On top of Mi­gen, LiteX pro­vides easy-to-use and space-ef­fi­cient mod­ules to cre­ate your own Sys­tem On Chip (SoC) in less than an hour! It al­ready has sup­port for 16+ pop­u­lar boards, gen­er­ates ver­ilog, builds, and loads the bit­stream for you. Doc­u­men­ta­tion is how­ever quite sparse, but I would sug­gest you read the LiteX for Hard­ware En­gi­neers guide if you want to learn more.

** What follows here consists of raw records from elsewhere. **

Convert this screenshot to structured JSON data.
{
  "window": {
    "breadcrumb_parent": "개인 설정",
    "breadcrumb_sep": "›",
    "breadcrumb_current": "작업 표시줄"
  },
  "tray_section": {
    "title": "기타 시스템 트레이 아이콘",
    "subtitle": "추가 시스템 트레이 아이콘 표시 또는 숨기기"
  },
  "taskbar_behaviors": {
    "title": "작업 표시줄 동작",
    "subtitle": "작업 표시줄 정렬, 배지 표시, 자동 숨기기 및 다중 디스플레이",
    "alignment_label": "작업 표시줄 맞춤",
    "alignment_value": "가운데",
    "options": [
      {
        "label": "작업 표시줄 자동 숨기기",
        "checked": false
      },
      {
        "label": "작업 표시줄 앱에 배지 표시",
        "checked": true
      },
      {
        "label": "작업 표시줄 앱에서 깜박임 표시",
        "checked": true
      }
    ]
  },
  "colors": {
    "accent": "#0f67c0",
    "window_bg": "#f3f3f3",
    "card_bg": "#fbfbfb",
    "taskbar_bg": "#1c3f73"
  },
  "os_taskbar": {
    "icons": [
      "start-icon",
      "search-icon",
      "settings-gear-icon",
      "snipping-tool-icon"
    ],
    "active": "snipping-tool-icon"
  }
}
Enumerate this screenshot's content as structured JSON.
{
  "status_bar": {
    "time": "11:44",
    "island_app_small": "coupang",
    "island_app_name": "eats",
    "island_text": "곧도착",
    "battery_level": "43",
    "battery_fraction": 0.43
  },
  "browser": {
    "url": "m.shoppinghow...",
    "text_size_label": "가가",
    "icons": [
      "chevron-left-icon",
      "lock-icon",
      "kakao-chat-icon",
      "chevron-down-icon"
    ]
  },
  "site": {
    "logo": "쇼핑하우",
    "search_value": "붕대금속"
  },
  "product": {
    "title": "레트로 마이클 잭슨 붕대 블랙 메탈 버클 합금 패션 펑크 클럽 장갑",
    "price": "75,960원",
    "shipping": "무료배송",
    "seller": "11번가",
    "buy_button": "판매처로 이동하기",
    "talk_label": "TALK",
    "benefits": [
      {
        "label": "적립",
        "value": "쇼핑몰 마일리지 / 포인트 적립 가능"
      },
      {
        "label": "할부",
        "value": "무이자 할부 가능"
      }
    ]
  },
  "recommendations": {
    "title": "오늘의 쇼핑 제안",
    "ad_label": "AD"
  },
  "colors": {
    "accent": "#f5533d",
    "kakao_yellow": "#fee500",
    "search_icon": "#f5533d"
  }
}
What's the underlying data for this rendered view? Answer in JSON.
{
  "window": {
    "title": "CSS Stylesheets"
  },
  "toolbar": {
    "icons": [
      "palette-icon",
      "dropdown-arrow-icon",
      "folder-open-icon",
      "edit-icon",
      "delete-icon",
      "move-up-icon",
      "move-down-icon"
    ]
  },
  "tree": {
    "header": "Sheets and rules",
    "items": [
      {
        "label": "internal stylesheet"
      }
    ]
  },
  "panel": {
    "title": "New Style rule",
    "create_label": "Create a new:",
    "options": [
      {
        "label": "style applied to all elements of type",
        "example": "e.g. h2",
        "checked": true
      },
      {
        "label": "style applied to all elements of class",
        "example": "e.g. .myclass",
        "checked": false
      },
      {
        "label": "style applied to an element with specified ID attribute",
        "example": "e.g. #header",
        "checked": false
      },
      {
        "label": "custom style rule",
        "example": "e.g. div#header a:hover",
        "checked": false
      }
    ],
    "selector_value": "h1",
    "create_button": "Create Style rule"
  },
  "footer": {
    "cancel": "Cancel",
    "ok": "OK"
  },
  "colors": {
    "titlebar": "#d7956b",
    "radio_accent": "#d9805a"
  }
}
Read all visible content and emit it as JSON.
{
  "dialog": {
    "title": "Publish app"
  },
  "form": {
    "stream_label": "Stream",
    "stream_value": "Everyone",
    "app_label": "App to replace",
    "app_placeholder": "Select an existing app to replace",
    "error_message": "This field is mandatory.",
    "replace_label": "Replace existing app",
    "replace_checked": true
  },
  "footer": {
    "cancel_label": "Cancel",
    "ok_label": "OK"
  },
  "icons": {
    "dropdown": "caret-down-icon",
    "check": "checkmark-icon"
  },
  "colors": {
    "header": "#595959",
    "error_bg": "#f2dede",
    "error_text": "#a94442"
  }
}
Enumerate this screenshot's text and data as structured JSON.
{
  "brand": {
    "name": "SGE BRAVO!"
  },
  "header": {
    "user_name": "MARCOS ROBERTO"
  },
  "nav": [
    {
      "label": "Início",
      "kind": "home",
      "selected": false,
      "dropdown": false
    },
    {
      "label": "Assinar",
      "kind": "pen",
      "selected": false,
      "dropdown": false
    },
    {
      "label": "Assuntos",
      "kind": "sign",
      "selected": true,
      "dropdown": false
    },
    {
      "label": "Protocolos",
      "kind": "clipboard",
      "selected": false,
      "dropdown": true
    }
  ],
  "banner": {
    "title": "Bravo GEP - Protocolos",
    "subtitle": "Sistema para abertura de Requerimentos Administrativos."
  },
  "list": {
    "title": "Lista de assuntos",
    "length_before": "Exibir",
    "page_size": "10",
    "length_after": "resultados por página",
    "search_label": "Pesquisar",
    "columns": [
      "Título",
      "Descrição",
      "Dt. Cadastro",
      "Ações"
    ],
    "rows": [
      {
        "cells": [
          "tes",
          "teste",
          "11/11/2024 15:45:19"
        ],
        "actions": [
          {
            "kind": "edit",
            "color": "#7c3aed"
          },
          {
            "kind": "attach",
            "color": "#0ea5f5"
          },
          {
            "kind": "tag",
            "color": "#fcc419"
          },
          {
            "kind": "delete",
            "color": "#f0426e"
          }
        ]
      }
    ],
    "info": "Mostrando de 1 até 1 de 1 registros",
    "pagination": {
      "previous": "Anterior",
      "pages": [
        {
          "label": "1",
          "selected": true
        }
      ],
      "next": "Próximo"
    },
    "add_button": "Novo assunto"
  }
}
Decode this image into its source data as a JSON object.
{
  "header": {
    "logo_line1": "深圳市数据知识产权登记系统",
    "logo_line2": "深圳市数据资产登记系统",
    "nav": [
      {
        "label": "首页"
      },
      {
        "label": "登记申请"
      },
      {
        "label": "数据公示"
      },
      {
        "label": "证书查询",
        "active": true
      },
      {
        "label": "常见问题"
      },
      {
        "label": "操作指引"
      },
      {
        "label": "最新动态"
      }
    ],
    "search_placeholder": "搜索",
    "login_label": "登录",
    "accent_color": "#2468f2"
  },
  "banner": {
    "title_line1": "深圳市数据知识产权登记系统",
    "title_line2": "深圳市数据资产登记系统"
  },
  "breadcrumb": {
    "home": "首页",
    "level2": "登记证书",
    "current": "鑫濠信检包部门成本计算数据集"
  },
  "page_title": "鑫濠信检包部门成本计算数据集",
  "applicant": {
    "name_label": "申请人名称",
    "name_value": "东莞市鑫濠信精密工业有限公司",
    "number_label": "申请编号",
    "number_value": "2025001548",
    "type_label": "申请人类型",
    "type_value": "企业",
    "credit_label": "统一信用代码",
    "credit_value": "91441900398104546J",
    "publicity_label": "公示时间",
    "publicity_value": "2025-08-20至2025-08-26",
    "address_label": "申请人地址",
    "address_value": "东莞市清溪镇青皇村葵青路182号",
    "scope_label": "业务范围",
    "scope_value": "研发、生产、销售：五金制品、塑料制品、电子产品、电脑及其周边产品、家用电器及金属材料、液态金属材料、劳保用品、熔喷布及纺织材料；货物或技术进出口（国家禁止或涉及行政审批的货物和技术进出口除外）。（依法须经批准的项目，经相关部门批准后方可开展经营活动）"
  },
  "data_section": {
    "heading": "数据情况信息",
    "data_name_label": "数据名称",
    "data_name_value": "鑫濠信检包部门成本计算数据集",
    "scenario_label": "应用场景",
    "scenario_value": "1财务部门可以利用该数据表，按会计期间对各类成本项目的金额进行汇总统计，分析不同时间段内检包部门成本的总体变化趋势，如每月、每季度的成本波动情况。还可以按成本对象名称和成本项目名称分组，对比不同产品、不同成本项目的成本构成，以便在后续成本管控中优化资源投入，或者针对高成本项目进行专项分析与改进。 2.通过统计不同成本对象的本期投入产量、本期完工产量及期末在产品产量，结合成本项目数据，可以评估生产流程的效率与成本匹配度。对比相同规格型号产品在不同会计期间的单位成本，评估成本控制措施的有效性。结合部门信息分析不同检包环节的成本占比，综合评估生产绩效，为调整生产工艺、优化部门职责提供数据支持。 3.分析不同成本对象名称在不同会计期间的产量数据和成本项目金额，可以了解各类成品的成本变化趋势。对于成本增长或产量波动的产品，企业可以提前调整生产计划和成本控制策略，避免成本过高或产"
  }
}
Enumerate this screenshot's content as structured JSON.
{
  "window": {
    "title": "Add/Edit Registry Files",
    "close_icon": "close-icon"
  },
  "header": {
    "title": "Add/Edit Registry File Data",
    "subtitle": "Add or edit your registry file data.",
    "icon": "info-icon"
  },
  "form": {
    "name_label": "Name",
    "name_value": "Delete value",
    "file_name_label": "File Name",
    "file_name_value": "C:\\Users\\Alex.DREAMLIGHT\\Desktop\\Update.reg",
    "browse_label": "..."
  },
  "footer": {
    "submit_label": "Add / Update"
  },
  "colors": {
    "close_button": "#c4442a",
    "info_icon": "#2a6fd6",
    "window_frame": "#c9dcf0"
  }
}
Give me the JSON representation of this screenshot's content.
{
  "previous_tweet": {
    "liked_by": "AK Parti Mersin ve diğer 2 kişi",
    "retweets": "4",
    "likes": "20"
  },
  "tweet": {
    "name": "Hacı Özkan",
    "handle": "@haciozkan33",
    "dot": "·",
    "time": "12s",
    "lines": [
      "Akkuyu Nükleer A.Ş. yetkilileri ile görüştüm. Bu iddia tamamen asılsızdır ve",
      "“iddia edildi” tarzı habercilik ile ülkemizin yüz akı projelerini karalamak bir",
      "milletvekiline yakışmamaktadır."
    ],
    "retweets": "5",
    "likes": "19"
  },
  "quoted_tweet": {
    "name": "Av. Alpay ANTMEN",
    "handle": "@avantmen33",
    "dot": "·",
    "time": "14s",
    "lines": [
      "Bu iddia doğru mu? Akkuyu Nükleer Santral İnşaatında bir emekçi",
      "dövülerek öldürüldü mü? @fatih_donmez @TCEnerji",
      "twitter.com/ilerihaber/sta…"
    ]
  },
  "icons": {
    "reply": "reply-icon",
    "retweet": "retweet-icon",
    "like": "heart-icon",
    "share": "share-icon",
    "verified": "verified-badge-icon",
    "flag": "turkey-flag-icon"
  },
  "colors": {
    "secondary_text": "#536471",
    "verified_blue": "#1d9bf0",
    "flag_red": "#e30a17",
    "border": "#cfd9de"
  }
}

High-level Syn­the­sis (HLS)

For com­plex al­go­rithms, Mi­gen/VHDL/Ver­ilog are not the most ef­fi­cient lan­guages as they are too low-level and are akin to writ­ing im­age recog­ni­tion ap­pli­ca­tions in as­sem­bly.

In­stead, high-level syn­the­sis en­ables writ­ing an un­timed model of the de­sign in C, and con­vert it in an ef­fi­cient Ver­ilog/VHDL mod­ule. This makes it easy to val­i­date the model, and to tar­get mul­ti­ple FPGA ven­dors with the same code with­out an ex­pen­sive rewrite of the mod­ule. More­over, changes in the al­go­rithm or la­tency re­quire­ments will not re­quire an ex­pen­sive rewrite and re-val­i­da­tion. Sounds amaz­ing to me!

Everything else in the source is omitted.